By Amos Kareithi
Scared of a major uprising and aware of the influence a tiny community had over the residents of Kericho and Nandi, the colonial government in 1934 crafted a law to confine about 700 members of the Talai clan in an open-air jail.
The ordinance, which has been likened by historians to Adolf Hitler’s policy of isolating the Jews before herding them into the gas chambers was consented by King George V and was implemented on in September 1934.
The Passing of the law was hastened by the attack of a European settler couple, Alex and Stella Semini of Kinangop, whose home was burgled, the owners assaulted and guns stolen triggering widespread fears after the man died.
Police investigations determined that the attack had been perpetrated by eight Kipsigis, which made the settlers more hostile towards the community.
Historian, David M Anderson, in his work, Black Mischief: Crime, Protest and Resistance in Colonial Kenya, explains the attack followed a wave of increased insecurity in Nandi and Kipsigis lands where theft of guns ammunition had spiraled as more and more settlers were targeted.
In 1934, Kericho District Commissioner Douglas Brumage conducted investigations, which showed systematic organisation of the Kipsigis communities under the spiritual guidance of their Laibons in readiness for a major showdown with the colonialists.
Brumage’s final report uncovered the extent of “organised crime” sanctioned by the Laibons and recommended the removal of the entire Talai clan from the Kipsigis reserve as, “they had evil influence on the whole population.”
Consequently in May 1934, the Attorney General William Harrigan drafted legislation ‘The Laibons Removal Ordinance’ (no. 32 of 1934) to provide for the mass deportation of the Talai clan, and forwarded it to London for approval.
After heated deliberations during which 39 affidavits allegedly signed by some members of the Talai, attesting to the alleged “evil powers of the Laibons” were tabled in the Legislative Council, as the Bill was unanimously passed into law.

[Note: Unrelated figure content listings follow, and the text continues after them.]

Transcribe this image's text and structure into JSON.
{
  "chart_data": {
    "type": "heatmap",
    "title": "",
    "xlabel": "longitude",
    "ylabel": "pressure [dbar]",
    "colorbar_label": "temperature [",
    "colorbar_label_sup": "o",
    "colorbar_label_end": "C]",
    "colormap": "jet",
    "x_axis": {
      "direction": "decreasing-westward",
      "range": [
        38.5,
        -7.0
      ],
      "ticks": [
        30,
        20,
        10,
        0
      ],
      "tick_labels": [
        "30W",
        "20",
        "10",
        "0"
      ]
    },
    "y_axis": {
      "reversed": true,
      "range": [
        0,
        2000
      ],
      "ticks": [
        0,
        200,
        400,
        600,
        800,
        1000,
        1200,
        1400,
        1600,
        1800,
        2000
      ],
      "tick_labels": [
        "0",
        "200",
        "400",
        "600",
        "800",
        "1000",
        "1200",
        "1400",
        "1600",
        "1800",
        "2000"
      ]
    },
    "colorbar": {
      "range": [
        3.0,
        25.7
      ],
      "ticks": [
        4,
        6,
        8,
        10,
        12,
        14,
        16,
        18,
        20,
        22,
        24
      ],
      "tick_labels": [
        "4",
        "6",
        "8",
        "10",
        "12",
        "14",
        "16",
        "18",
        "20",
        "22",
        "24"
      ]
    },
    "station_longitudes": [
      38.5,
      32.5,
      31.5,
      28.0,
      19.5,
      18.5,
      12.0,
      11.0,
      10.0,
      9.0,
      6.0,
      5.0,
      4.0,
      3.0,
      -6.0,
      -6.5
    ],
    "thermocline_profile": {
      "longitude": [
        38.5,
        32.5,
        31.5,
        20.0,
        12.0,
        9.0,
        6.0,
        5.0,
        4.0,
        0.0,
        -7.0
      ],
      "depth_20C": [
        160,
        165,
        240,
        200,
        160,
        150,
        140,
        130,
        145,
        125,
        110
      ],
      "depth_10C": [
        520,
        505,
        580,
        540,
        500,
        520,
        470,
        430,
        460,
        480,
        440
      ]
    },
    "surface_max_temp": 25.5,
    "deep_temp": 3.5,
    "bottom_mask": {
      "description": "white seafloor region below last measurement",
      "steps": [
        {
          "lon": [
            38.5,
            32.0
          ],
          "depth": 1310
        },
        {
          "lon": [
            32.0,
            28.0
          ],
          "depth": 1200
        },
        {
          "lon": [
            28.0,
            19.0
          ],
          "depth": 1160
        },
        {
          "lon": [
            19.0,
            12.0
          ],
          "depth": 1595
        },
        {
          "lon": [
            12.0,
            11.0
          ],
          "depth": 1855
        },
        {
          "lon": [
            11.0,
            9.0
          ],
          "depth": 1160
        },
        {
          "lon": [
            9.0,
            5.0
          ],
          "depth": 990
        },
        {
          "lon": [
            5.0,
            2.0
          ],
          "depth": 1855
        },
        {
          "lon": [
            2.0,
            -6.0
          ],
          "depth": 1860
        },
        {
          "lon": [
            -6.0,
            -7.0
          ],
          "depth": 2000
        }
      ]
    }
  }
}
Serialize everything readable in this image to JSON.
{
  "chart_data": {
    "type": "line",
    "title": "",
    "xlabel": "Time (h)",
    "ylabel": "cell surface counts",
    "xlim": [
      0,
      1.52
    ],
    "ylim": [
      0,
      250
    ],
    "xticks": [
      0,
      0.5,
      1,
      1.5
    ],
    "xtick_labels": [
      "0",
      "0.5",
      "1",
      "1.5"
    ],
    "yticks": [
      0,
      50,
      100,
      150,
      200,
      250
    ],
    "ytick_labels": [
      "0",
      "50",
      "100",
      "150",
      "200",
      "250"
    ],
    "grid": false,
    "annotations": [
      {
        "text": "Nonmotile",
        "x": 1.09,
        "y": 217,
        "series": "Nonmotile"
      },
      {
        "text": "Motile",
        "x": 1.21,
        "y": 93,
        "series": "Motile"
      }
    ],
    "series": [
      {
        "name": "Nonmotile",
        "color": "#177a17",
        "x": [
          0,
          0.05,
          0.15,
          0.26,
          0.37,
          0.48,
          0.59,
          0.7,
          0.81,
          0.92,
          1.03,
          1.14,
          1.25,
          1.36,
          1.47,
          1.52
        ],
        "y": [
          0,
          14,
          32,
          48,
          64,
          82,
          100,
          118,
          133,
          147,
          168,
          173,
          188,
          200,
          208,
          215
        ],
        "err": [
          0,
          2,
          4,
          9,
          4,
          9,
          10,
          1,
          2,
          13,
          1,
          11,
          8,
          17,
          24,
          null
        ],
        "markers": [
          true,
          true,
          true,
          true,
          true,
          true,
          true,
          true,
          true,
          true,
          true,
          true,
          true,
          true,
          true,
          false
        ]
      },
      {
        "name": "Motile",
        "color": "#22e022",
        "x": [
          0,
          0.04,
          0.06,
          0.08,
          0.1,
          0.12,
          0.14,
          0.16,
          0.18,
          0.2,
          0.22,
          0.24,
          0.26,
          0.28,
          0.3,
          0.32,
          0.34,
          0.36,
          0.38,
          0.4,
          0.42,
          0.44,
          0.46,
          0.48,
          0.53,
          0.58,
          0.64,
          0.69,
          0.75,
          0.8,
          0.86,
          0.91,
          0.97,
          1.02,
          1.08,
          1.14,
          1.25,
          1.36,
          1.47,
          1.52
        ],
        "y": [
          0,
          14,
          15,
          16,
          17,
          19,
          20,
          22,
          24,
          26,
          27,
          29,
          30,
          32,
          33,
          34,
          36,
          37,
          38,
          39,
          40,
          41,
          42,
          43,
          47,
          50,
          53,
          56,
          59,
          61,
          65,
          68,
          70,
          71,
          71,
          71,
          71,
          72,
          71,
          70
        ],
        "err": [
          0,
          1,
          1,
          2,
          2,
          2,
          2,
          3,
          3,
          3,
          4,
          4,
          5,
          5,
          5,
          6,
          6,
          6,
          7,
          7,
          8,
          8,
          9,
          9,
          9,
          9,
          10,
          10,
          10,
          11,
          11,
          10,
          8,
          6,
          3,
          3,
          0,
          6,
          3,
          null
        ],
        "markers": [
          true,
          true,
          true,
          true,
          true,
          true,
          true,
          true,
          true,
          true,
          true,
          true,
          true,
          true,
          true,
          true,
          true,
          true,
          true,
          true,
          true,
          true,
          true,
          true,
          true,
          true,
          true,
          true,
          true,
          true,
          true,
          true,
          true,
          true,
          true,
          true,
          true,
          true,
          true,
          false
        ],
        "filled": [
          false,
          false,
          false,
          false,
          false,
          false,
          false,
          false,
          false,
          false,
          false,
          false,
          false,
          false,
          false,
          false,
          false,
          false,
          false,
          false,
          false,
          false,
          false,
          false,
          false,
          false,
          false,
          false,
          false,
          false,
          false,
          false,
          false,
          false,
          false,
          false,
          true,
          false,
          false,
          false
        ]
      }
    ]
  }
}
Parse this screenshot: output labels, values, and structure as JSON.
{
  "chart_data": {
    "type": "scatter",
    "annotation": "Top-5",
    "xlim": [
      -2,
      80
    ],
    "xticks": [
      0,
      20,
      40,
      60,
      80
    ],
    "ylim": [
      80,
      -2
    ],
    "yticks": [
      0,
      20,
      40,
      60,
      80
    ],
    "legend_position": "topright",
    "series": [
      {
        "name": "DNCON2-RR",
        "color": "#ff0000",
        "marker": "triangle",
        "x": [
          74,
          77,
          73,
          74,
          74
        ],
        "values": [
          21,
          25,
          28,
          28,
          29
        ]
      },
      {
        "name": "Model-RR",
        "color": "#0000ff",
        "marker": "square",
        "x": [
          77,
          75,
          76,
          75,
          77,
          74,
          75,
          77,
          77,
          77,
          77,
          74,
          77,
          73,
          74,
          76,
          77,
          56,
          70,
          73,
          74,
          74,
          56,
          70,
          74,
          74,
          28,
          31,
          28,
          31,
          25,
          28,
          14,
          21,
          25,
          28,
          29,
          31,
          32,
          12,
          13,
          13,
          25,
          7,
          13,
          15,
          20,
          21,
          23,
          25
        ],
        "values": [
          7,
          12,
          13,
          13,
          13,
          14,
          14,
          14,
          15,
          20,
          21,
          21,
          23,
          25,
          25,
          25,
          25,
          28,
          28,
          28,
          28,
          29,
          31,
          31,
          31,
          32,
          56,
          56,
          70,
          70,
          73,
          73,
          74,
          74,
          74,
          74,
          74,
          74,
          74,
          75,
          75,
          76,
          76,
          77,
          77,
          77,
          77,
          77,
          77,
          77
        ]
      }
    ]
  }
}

It ultimately became law on September 25, 1934 after it was operationalised by the then acting Colonial Secretary, Juxton Barton proclaiming: “In exercise of the powers conferred upon me by section 1 of the Laibons Removal Ordinance,1934, I do hereby appoint the 25th day of September 1934 as the date upon which the said ordinance shall come into operation. God save the King.”
The ordinance which was divided into 20 sections, defined a Laibon as an Orkoiyot, who to the colonial authorities meant, “an adult male member of Talai clan? resident in the South Lumbwa or Nandi district.”